Dans le même temps, « on va renforcer le CMP enfants au pavillon Binet à Yzeure, qui est notre CMP pivot, nous aurons davantage de plages de consultations pour toutes les tranches d’âge ». L’activité sera « concentrée » sur Yzeure pour notamment « gagner du temps médical en évitant les transports », résume Fabien Amengaul-Serra, secrétaire général du Chmy.
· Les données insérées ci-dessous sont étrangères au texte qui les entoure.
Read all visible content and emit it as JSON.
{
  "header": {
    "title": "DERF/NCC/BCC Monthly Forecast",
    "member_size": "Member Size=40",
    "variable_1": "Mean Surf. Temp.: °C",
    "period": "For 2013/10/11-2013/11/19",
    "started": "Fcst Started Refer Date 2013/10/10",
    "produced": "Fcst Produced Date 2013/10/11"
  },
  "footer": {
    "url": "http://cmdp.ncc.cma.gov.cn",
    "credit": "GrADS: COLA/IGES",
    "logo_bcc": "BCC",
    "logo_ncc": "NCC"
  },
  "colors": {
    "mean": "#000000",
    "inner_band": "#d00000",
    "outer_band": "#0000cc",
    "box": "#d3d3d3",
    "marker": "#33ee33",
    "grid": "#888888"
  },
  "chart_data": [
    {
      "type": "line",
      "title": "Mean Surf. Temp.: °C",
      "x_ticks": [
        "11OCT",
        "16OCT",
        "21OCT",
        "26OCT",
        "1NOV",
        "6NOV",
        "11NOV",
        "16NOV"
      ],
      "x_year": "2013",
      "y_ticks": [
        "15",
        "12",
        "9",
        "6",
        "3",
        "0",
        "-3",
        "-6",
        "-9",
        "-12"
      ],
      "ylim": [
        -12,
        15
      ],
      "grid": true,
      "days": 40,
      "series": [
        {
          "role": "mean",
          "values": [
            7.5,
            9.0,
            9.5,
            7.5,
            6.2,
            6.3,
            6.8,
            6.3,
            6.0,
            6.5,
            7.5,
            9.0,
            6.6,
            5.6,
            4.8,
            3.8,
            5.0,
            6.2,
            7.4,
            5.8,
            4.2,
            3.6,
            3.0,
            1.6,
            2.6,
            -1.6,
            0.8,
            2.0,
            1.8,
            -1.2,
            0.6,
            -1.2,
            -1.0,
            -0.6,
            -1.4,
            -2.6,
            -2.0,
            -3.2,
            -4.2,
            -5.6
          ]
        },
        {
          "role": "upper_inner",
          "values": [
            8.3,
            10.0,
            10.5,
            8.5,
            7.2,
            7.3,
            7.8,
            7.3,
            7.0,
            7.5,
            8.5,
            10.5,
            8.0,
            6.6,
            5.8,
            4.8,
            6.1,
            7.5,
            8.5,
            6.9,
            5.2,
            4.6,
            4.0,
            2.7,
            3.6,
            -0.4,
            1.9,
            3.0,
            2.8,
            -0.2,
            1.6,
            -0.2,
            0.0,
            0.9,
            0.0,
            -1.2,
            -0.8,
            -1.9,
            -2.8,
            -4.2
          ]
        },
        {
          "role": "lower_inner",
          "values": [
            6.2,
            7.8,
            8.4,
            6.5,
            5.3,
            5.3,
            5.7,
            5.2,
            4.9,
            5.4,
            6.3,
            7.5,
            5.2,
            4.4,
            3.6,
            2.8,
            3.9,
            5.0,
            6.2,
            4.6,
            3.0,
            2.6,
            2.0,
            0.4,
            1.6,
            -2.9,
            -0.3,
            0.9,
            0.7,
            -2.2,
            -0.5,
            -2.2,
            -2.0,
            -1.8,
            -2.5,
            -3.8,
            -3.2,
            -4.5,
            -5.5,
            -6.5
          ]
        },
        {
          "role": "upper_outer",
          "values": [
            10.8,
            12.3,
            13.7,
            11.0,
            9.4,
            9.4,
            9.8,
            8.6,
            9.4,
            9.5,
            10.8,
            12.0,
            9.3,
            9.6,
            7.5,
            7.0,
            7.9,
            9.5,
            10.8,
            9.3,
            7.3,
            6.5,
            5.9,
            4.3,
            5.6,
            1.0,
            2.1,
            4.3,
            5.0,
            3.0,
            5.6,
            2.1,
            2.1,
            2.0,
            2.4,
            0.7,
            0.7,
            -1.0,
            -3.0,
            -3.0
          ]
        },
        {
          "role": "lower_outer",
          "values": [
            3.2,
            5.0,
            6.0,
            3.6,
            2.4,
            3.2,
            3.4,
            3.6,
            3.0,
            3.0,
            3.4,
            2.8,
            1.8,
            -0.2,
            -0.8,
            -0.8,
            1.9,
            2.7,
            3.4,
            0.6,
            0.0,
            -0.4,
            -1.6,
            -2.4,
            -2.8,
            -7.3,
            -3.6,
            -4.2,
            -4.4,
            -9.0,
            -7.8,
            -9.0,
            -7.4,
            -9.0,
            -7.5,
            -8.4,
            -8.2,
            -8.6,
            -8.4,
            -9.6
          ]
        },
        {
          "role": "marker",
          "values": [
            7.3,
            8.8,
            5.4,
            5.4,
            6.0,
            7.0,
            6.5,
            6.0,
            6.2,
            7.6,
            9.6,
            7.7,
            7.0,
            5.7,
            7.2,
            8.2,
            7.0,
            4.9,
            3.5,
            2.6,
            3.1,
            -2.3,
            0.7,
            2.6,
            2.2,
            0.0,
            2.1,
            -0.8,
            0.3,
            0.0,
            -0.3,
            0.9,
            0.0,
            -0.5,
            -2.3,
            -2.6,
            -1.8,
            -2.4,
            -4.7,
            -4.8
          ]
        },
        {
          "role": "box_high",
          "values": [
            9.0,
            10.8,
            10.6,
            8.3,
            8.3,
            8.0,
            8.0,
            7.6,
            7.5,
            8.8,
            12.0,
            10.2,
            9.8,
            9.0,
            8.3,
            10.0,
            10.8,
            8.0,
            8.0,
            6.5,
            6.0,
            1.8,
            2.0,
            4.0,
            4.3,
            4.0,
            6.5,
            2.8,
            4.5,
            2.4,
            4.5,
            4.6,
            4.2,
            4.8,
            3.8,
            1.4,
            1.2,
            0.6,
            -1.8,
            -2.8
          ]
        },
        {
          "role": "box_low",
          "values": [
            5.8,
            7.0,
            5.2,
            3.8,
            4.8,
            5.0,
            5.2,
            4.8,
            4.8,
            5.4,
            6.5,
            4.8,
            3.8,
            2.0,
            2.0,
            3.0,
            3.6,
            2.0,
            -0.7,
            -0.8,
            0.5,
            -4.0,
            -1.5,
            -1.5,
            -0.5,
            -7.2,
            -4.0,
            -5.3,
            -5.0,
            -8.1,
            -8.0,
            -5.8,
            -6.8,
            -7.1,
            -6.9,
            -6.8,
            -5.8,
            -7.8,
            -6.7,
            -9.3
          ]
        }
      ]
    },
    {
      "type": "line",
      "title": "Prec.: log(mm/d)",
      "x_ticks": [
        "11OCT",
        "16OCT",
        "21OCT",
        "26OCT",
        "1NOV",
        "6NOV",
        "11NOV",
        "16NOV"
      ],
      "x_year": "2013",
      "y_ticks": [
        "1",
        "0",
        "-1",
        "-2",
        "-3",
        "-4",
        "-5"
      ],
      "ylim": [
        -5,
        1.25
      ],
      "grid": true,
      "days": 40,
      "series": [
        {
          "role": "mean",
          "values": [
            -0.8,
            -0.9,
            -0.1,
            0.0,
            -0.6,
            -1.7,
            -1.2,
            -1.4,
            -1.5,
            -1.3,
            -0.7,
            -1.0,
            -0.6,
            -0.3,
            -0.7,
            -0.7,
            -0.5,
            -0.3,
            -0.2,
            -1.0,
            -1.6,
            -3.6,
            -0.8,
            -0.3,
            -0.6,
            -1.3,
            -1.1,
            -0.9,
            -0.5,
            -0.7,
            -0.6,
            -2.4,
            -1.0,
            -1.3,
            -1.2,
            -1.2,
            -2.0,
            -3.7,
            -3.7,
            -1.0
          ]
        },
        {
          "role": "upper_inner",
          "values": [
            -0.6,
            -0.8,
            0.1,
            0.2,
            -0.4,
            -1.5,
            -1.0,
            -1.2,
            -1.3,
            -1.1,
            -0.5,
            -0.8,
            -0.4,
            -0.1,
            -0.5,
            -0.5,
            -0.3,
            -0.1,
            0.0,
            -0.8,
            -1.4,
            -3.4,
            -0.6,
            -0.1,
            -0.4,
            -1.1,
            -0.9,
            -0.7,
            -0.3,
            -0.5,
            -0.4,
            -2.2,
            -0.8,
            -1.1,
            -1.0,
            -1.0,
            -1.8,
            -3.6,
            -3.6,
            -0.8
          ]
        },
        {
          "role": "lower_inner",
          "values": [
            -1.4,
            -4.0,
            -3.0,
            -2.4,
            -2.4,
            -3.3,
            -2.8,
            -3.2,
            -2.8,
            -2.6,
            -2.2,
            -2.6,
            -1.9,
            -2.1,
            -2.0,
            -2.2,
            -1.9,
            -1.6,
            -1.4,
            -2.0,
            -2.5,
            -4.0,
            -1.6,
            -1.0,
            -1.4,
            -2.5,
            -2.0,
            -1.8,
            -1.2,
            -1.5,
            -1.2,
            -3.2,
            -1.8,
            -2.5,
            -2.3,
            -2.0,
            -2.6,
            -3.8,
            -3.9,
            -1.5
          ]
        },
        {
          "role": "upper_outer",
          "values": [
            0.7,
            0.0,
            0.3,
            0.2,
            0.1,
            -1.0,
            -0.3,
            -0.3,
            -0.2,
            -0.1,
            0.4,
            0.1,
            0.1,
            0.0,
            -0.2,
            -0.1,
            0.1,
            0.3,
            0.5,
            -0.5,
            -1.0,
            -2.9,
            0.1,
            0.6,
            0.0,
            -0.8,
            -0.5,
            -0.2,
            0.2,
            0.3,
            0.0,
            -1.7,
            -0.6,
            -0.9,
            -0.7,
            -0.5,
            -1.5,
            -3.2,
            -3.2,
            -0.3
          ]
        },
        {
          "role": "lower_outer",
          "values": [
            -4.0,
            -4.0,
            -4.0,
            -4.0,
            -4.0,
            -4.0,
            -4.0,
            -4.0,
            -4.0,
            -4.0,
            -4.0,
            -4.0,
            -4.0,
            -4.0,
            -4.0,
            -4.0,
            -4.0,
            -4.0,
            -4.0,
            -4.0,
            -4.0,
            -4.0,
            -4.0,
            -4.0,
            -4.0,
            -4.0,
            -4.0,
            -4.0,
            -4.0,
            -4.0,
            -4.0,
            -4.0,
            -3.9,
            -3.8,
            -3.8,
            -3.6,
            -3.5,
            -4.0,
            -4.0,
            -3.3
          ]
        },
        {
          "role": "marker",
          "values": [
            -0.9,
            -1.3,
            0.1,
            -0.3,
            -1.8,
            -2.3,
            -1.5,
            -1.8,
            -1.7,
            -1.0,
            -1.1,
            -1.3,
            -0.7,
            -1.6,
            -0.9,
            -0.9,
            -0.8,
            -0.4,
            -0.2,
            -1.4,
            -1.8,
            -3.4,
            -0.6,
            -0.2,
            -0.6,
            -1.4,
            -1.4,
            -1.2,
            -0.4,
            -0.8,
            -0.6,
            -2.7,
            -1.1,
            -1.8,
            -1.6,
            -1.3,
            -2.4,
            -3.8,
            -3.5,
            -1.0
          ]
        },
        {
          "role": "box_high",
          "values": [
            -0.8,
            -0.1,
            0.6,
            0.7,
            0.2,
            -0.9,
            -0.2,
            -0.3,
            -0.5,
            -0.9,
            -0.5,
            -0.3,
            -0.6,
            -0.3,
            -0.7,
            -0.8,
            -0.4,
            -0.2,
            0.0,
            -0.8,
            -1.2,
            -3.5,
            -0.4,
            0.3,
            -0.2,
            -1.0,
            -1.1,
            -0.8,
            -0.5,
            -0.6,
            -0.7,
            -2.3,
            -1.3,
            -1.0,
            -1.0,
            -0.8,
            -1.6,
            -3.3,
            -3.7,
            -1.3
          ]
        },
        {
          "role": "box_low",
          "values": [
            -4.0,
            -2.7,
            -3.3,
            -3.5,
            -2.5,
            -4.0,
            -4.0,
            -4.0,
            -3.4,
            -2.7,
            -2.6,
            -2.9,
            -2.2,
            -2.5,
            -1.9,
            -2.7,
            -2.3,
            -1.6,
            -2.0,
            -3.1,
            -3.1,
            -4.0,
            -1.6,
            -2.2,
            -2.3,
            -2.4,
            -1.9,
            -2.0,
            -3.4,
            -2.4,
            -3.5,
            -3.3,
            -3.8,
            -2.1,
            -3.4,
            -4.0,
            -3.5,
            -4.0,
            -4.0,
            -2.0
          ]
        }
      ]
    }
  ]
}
La décision ne sera pas actée avant la rentrée : « Tout le monde va pouvoir partir en congés cet été ».Pour Céline Lemaire, déléguée syndicale CGT et Eric Dagois, délégué FO pour le CHS, la « prudence » est de mise face à ces annonces : « On a vu trop de choses temporaires durer ». S’ils s’y « attendaient depuis qu’il n’y avait plus de médecin à demeure aux CMP enfants périphériques », « on ne s’attendait pas à un truc aussi brutal ».

« Inquiets pour les enfants »

Les salariés (mais aussi des acteurs extérieurs qui travaillent de près ou de loin avec des enfants en difficulté), ont commencé par nous dire leurs « inquiétudes », un bon paquet de « résignation » et le sentiment d’être « démunis », face à « un sentiment d’effacement du service public ».En vrac, parce qu’il y a de plus en plus d’enfants qui ont du mal à se construire et à grandir, qui ont des troubles du comportement, anxieux, de l’attention, de l’attachement, du neurodéveloppement, du spectre autistique, avec des constructions psychotiques, de l’hyperactivité, des carences affectives et éducatives, qui vivent dans des milieux insécures, victimes de violences intrafamiliales, qu’elles soient psychologiques, physiques et/ou sexuelles, etc. On est bien sûr dans une problématique plus vaste que la seule pédopsy, un (gros) maillon de la chaîne.

« Éloignement du soin »

« Avec ces fermetures à Dompierre et Saint-Pourçain, on a là une problématique d’éloignement du soin et des coupures scolaires qui seront plus longues », analyse la CGT. « On a déjà des délais assez longs pour un premier rendez-vous, pas avant octobre-novembre ».« S’ils ne sont pas bien suivis enfants, ils vont devenir adultes avec des troubles bien plus importants », craint Céline Lemaire. « On redoute qu’il y ait davantage d’enfants qui se retrouvent aux urgences pédiatriques, service qui se retrouverait lui aussi en difficulté. Tout cela est un terrible cercle vicieux. »Les personnels – secrétaires médicales, éducateurs spécialisés, assistants de service social, infirmiers, psychologues, ASHQ –, « une trentaine de personnes », qui travaillent dans les structures qui seront suspendues, sont invités à postuler en santé mentale adulte. « Ils vont vite boucher les trous, car toutes les unités sont en galère », prédit Eric Dagois (FO). « Mais ensuite, ils seront devenus indispensables à ces services, donc ce sera une difficulté supplémentaire pour la pédopsy ».

Mais parce qu’ils sont tous dans le même bateau, par la voix de leur syndicat respectif, l’équipe paramédicale « tient à dire » qu’elle est « ouverte au dialogue, que tous et toutes, à partir de leur connaissance des dossiers, sont prêts à travailler au redéploiement et qu’ils veulent être impliqués », notamment dans la mise en œuvre « concrète » de cette réorganisation.